Das ganze verkehrte Wesen

Das ganze verkehrte Wesen

 

Ein weiterer warmer Novembertag in diesem zu kalt geratenen Frühling. Menschenleere Straßen in meinem Wohnviertel, ein trostloses Kinderfest, das in der Planung sicherlich Sonnenschein verdient hatte und vergessene Gefühle, die sich neben der kriechenden Kälte bemerkbar machen wollen. Sie wählen den ihnen in langen Jahren der Sozialisation und Selbstdisziplinierung aufgezwungenen Weg und mein Verstand beginnt mir Streiche zu spielen. O Einsamkeit, du oft besungene! Egal wie oft ich versuche diese neuerliche poetische Regung, deren Sackgasse mir sogleich offenbar wird, zu unterdrücken: O Einsamkeit, du oft besungene!

Da liegen Blätter aus dem letzten Herbst im noch blattlosen Gebüsch am Wegesrand. Das Leben im Laub, o Einsamkeit! Da liegen diese Blätter und hier gehe ich. Dort mündet die Straße, in der ich wohne, in diese Straße, die ich gerade entlang gehe. Einmal noch links und ich bin fast an der Haustür. Durch die Haustür hindurch, zwei Treppen hinauf: Wohnungstür. Durch die Wohnungstür, den Jutebeutel ablegen, sich der Schuhe entledigen, das Jackett an die Garderobe hängen, den Jutebeutel aufheben, in die Küche gehen, die Einkäufe aus dem Jutebeutel nehmen, an ihren verschiedenen Orten verstauen, die Küche verlassen. O Einsamkeit.

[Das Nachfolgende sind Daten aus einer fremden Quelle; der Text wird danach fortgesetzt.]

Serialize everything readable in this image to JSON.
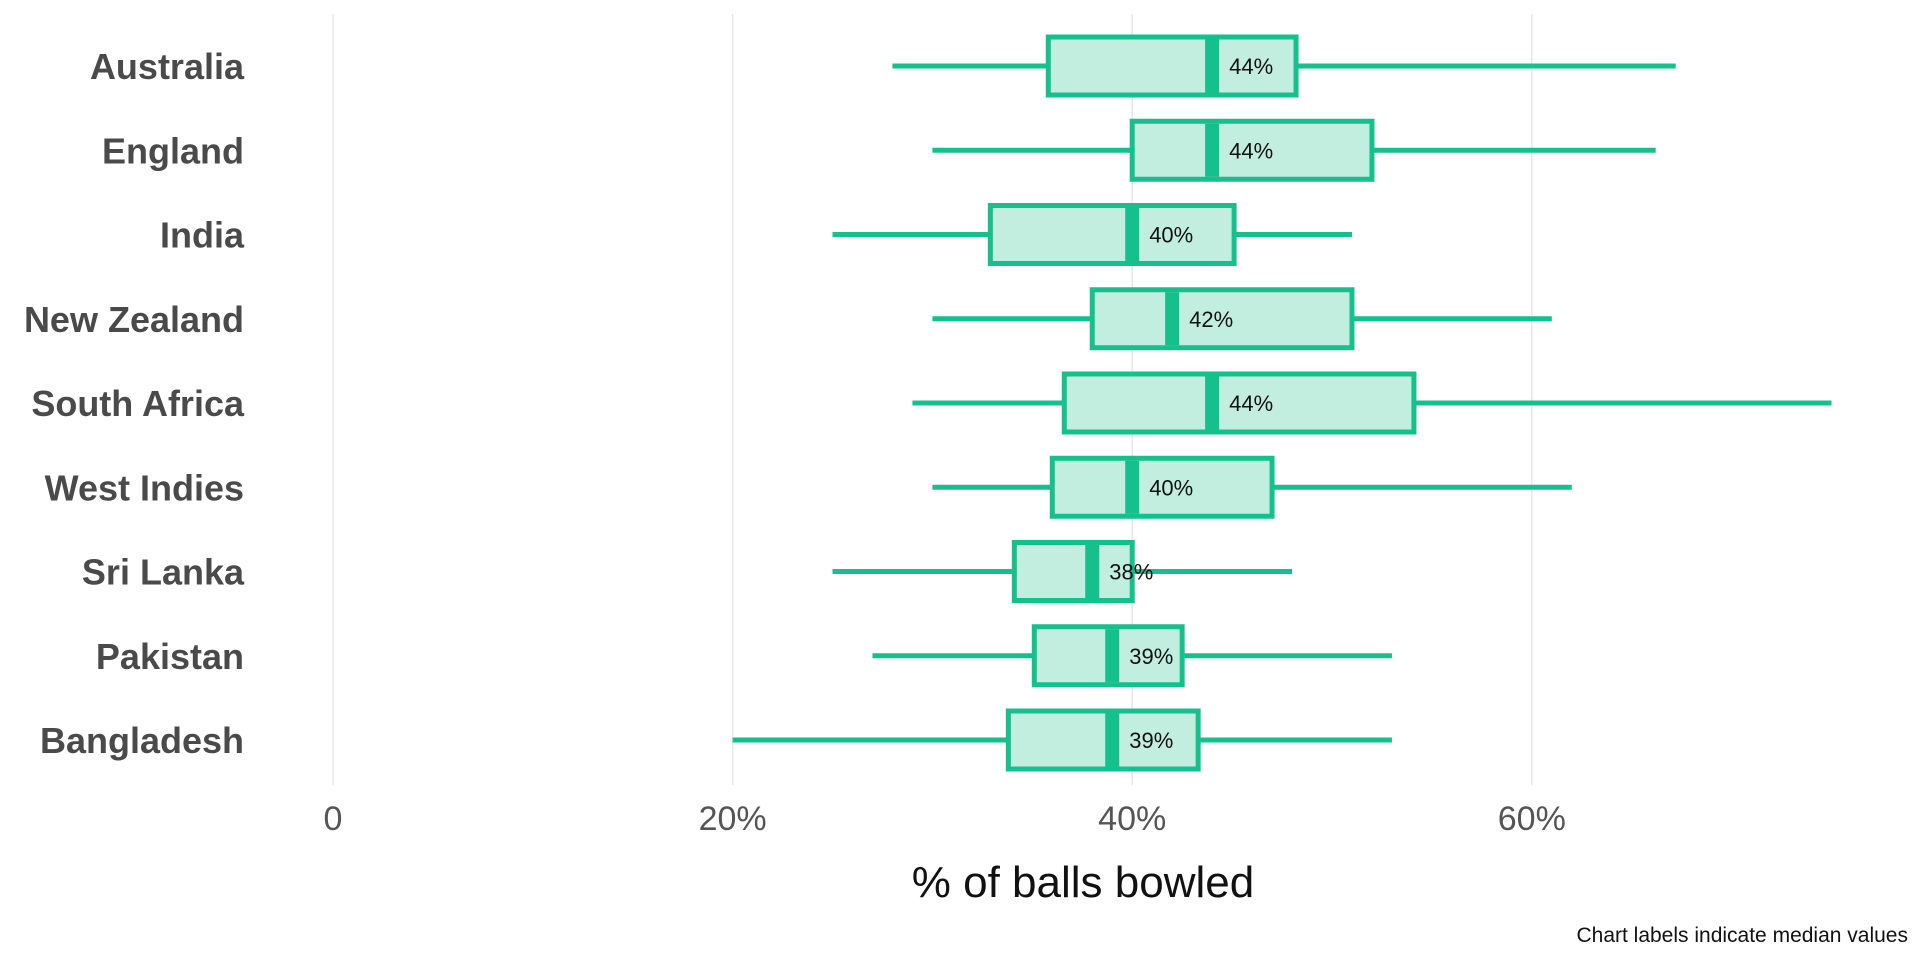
{
  "chart_data": {
    "type": "boxplot",
    "orientation": "horizontal",
    "categories": [
      "Australia",
      "England",
      "India",
      "New Zealand",
      "South Africa",
      "West Indies",
      "Sri Lanka",
      "Pakistan",
      "Bangladesh"
    ],
    "boxes": [
      {
        "category": "Australia",
        "whisker_low": 28,
        "q1": 35.8,
        "median": 44,
        "q3": 48.2,
        "whisker_high": 67.2,
        "label": "44%"
      },
      {
        "category": "England",
        "whisker_low": 30,
        "q1": 40.0,
        "median": 44,
        "q3": 52.0,
        "whisker_high": 66.2,
        "label": "44%"
      },
      {
        "category": "India",
        "whisker_low": 25,
        "q1": 32.9,
        "median": 40,
        "q3": 45.1,
        "whisker_high": 51.0,
        "label": "40%"
      },
      {
        "category": "New Zealand",
        "whisker_low": 30,
        "q1": 38.0,
        "median": 42,
        "q3": 51.0,
        "whisker_high": 61.0,
        "label": "42%"
      },
      {
        "category": "South Africa",
        "whisker_low": 29,
        "q1": 36.6,
        "median": 44,
        "q3": 54.1,
        "whisker_high": 75.0,
        "label": "44%"
      },
      {
        "category": "West Indies",
        "whisker_low": 30,
        "q1": 36.0,
        "median": 40,
        "q3": 47.0,
        "whisker_high": 62.0,
        "label": "40%"
      },
      {
        "category": "Sri Lanka",
        "whisker_low": 25,
        "q1": 34.1,
        "median": 38,
        "q3": 40.0,
        "whisker_high": 48.0,
        "label": "38%"
      },
      {
        "category": "Pakistan",
        "whisker_low": 27,
        "q1": 35.1,
        "median": 39,
        "q3": 42.5,
        "whisker_high": 53.0,
        "label": "39%"
      },
      {
        "category": "Bangladesh",
        "whisker_low": 20,
        "q1": 33.8,
        "median": 39,
        "q3": 43.3,
        "whisker_high": 53.0,
        "label": "39%"
      }
    ],
    "x_ticks": [
      {
        "value": 0,
        "label": "0"
      },
      {
        "value": 20,
        "label": "20%"
      },
      {
        "value": 40,
        "label": "40%"
      },
      {
        "value": 60,
        "label": "60%"
      }
    ],
    "xlabel": "% of balls bowled",
    "xlim": [
      0,
      75
    ],
    "grid": "vertical major",
    "legend": "none",
    "caption": "Chart labels indicate median values",
    "colors": {
      "box_fill": "#c2eee0",
      "box_stroke": "#14c08c",
      "median": "#14c08c",
      "category_text": "#4a4a4a",
      "gridline": "#e4e4e4"
    }
  }
}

Die Küche verlassen, ins Arbeitszimmer gehen, nein, ins Wohnzimmer gehen, auf das Sofa legen, die Augen schließen und vergessen. Einnicken, aufwachen, neu sein. Du oft besungene. Auch Sackgassen führen weiter, ja, schon, aber nur in die nächste. Warum Mühsal um seiner selbst Willen, wenn es so viele andere Dinge gibt, die man aus diesem Grunde anfangen könnte? Nichts zum Beispiel. Wäre auch ein Grund dafür, ja. O Einsamkeit, du oft besungene, / bist du nicht schon / überwunden / beim ersten Klang, / beim ersten Seufzen, / mit dem dein Schöpfer / euch erzeugt?

 

Fünfzig Meter. Vierzig Meter. Zwanzig Meter, Beschleunigung, der Schlüssel – der Schlüssel? Entschleunigung. Der Schlüssel. Der Schlüssel, der Schlüssel. Dann fliegt von Einem geheimen. Dann fliegt, dann fliegt, ja, ja. Es fliegt von jedem verdammten Wort die Verlässlichkeit von dir fort. Und wenn man genauer darüber nachdenkt, dürfte es sich auch ganz ohne „tiefere Einsichten“ verstehen, dass Sprachakrobatik den Gelenken, Bändern und Knochen schadet wie jeder andere Leistungssport und das alltägliche Sprechen wie das Leben an sich.

 

Die Wohnungstür. Durch die Wohnungstür, den Jutebeutel abgelegt, der Schuhe entledigt, das Jackett an die Garderobe gehängt, den Jutebeutel aufgehoben, in die Küche gegangen, die Einkäufe aus dem Jutebeutel genommen, an ihren verschiedenen Orten verstaut, die Küche verlassen, ins Arbeitszimmer gegangen, nicht widerstanden, mit den Augen an die weiße Wand geklebt, die letzten fünf Minuten überdehnt.

 

Hörst du / die Stille? / Und hört sie / dich nicht? Ich höre die Stille und sie, sie hört mich. Wir alle sind hörig, so hörte ich. Gehörig alleine und einsam doch nicht. O hörst du? / Ja, hörst du denn mich? Ich höre, gehöre, bin hörig, bin nichts.